We denote by $x_i$ the idle time of the second machine immediately before processing $i$. Our goal is to minimize the total idle time: \[F(x) = \sum x_i ~ \rightarrow \min\]
For the first job we have $x_1 = a_1$. For the second job, since it gets sent to the machine at the time $a_1 + a_2$, and the second machine gets free at $x_1 + b_1$, we have $x_2 = \max\left((a_1 + a_2) - (x_1 + b_1), 0\right)$. In general we get the equation: \[x_k = \max\left(\sum_{i=1}^k a_i - \sum_{i=1}^{k-1} b_i - \sum_{i=1}^{k-1} x_i, 0 \right)\]
We can now calculate the total idle time $F(x)$. It is claimed that it has the form \[F(x) = \max_{k=1 \dots n} K_i,\]
where \[K_i = \sum_{i=1}^k a_i - \sum_{i=1}^{k-1} b_i.\]
This can be easily verified using induction.
We now use the permutation method: we will exchange two neighboring jobs $j$ and $j+1$ and see how this will change the total idle time.
By the form of the expression of $K_i$, it is clear that only $K_j$ and $K_{j+1}$ change, we denote their new values with $K_j’$ and $K_{j+1}’$.
If this change from of the jobs $j$ and $j+1$ increased the total idle time, it has to be the case that: \[\max(K_j, K_{j+1}) \le \max(K_j', K_{j+1}')\]
(Switching two jobs might also have no impact at all. The above condition is only a sufficient one, but not a necessary one.)
After removing $\sum_{i=1}^{j+1} a_i - \sum_{i=1}^{j-1} b_i$ from both sides of the inequality, we get: \[\max(-a_{j+1}, -b_j) \le \max(-b_{j+1}, -a_j)\]
And after getting rid of the negative signs: \[\min(a_j, b_{j+1}) \le \min(b_j, a_{j+1})\]
Thus we obtained a comparator: by sorting the jobs on it, we obtain an optimal order of the jobs, in which no two jobs can be switched with an improvement of the final time.
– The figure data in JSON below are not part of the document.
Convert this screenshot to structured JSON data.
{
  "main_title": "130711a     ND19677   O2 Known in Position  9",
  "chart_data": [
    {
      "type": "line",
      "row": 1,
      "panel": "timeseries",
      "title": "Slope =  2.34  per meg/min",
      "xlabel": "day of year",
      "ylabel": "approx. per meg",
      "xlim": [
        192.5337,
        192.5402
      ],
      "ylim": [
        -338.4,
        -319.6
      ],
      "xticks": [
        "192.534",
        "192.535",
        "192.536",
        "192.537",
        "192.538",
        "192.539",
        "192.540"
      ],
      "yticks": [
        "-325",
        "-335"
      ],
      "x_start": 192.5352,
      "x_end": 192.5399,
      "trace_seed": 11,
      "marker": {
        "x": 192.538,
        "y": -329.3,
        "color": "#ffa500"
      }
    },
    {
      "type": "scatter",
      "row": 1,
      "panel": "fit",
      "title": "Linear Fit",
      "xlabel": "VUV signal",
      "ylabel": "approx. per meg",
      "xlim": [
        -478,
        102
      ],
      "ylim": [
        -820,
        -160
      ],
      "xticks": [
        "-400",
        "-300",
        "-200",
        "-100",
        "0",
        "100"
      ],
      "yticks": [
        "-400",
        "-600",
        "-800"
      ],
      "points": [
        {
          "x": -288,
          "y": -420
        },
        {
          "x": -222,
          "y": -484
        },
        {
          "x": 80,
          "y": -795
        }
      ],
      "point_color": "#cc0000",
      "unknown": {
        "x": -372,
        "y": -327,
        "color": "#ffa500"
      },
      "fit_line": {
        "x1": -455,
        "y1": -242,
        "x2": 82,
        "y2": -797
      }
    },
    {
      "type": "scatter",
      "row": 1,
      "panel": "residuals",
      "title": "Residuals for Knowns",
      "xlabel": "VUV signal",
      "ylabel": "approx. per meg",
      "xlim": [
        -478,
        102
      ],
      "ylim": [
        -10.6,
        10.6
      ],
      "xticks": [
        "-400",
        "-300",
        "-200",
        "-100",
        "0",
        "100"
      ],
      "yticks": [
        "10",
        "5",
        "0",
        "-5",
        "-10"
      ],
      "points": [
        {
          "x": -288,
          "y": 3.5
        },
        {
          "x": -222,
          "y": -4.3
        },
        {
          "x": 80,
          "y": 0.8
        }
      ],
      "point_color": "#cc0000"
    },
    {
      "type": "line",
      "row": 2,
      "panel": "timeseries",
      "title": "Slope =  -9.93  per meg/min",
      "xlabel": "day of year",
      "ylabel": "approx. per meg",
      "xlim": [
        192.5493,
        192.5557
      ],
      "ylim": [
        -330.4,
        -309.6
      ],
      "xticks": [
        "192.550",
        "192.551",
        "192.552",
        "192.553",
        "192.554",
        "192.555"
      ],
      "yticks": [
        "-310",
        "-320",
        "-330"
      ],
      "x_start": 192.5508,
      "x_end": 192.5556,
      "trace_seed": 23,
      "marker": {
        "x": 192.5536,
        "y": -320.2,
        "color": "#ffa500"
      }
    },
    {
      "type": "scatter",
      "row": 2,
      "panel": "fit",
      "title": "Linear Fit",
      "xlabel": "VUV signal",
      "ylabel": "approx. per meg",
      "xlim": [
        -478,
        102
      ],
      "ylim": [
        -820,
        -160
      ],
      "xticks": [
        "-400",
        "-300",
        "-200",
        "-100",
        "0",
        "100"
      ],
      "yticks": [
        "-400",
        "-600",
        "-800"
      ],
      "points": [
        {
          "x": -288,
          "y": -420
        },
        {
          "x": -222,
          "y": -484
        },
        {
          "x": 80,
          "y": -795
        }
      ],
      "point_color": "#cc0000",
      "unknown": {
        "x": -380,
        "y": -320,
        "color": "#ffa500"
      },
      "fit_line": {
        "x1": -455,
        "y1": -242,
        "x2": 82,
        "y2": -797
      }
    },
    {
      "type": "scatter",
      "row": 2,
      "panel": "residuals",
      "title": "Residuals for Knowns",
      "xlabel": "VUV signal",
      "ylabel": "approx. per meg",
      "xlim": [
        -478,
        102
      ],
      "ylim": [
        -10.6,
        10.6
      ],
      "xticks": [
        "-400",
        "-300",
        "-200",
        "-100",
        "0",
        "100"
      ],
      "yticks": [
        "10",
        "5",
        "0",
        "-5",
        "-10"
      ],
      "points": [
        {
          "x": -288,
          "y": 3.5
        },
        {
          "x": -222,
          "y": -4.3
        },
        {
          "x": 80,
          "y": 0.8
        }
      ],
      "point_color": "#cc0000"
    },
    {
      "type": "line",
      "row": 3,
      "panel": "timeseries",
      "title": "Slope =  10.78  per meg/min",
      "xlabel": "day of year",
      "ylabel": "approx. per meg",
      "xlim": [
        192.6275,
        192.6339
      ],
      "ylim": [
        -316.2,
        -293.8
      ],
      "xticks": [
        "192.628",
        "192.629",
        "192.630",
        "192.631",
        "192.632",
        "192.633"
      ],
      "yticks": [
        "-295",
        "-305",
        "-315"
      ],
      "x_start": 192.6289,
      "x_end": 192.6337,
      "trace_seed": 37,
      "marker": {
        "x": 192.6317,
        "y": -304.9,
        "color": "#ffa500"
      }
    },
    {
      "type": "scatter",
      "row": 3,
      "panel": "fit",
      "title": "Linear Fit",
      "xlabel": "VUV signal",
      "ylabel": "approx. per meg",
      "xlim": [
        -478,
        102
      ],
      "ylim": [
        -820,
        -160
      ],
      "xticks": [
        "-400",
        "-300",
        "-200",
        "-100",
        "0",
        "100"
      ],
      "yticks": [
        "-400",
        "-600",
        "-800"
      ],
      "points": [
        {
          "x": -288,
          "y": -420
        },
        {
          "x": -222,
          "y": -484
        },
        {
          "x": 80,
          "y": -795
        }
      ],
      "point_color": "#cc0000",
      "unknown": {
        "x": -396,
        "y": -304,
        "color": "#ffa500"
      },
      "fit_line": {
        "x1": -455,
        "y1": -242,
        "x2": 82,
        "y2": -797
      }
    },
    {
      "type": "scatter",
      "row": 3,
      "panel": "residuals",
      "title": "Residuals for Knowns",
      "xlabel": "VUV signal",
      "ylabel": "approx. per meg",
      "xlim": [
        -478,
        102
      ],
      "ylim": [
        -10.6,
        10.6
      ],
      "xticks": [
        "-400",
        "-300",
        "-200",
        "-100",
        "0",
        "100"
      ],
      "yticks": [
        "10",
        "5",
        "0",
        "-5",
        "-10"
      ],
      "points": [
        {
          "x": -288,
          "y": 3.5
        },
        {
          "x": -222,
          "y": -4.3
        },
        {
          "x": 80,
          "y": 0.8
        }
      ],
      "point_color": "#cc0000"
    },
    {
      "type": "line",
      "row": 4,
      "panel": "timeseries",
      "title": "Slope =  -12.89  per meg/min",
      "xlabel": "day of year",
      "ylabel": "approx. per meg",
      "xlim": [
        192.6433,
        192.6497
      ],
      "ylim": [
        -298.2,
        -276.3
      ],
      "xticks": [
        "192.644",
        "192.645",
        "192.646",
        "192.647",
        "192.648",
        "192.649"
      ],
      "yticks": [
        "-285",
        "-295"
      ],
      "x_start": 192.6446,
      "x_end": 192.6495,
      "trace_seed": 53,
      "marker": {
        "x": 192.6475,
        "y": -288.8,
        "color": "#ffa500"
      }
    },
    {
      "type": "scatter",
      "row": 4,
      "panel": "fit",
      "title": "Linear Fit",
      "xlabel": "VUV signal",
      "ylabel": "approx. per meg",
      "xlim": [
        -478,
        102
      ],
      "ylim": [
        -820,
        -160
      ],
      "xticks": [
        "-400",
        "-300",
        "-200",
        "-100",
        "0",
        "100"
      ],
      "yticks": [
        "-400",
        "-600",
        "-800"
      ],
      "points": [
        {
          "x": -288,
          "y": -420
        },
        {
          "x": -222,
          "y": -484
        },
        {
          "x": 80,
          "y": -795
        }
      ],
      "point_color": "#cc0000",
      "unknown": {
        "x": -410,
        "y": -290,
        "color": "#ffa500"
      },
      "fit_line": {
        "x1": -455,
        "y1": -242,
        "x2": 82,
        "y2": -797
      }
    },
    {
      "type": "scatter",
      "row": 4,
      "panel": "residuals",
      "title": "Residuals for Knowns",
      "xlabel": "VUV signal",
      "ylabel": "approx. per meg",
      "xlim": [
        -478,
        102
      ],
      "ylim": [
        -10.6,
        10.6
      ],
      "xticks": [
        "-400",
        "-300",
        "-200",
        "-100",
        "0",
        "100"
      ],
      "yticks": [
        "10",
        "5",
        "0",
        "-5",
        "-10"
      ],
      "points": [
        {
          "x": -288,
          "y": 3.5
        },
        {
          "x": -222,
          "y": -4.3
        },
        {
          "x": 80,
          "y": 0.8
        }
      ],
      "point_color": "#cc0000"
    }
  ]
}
However you can further simplify the sorting, if you look at the comparator from a different angle. The comparator can be interpreted in the following way: If we have the four times $(a_j, a_{j+1}, b_j, b_{j+1})$, and the minimum of them is a time corresponding to the first machine, then the corresponding job should be done first. If the minimum time is a time from the second machine, then it should go later. Thus we can sort the jobs by $\min(a_i, b_i)$, and if the processing time of the current job on the first machine is less then the processing time on the second machine, then this job must be done before all the remaining jobs, and otherwise after all remaining tasks.
One way or another, it turns out that by Johnson’s rule we can solve the problem by sorting the jobs, and thus receive a time complexity of $O(n \log n)$.
Implementation
Here we implement the second variation of the described algorithm.
struct Job {
int a, b, idx;
bool operator<(Job o) const {
return min(a, b) < min(o.a, o.b);
}
};
vector<Job> johnsons_rule(vector<Job> jobs) {
sort(jobs.begin(), jobs.end());
vector<Job> a, b;
for (Job j : jobs) {
if (j.a < j.b)
a.push_back(j);
else
b.push_back(j);
}
a.insert(a.end(), b.rbegin(), b.rend());
return a;
}
pair<int, int> finish_times(vector<Job> const& jobs) {
int t1 = 0, t2 = 0;
for (Job j : jobs) {
t1 += j.a;
t2 = max(t2, t1) + j.b;
}
return make_pair(t1, t2);
}
All the information about each job is store in struct. The first function sorts all jobs and computes the optimal schedule. The second function computes the finish times of both machines given a schedule.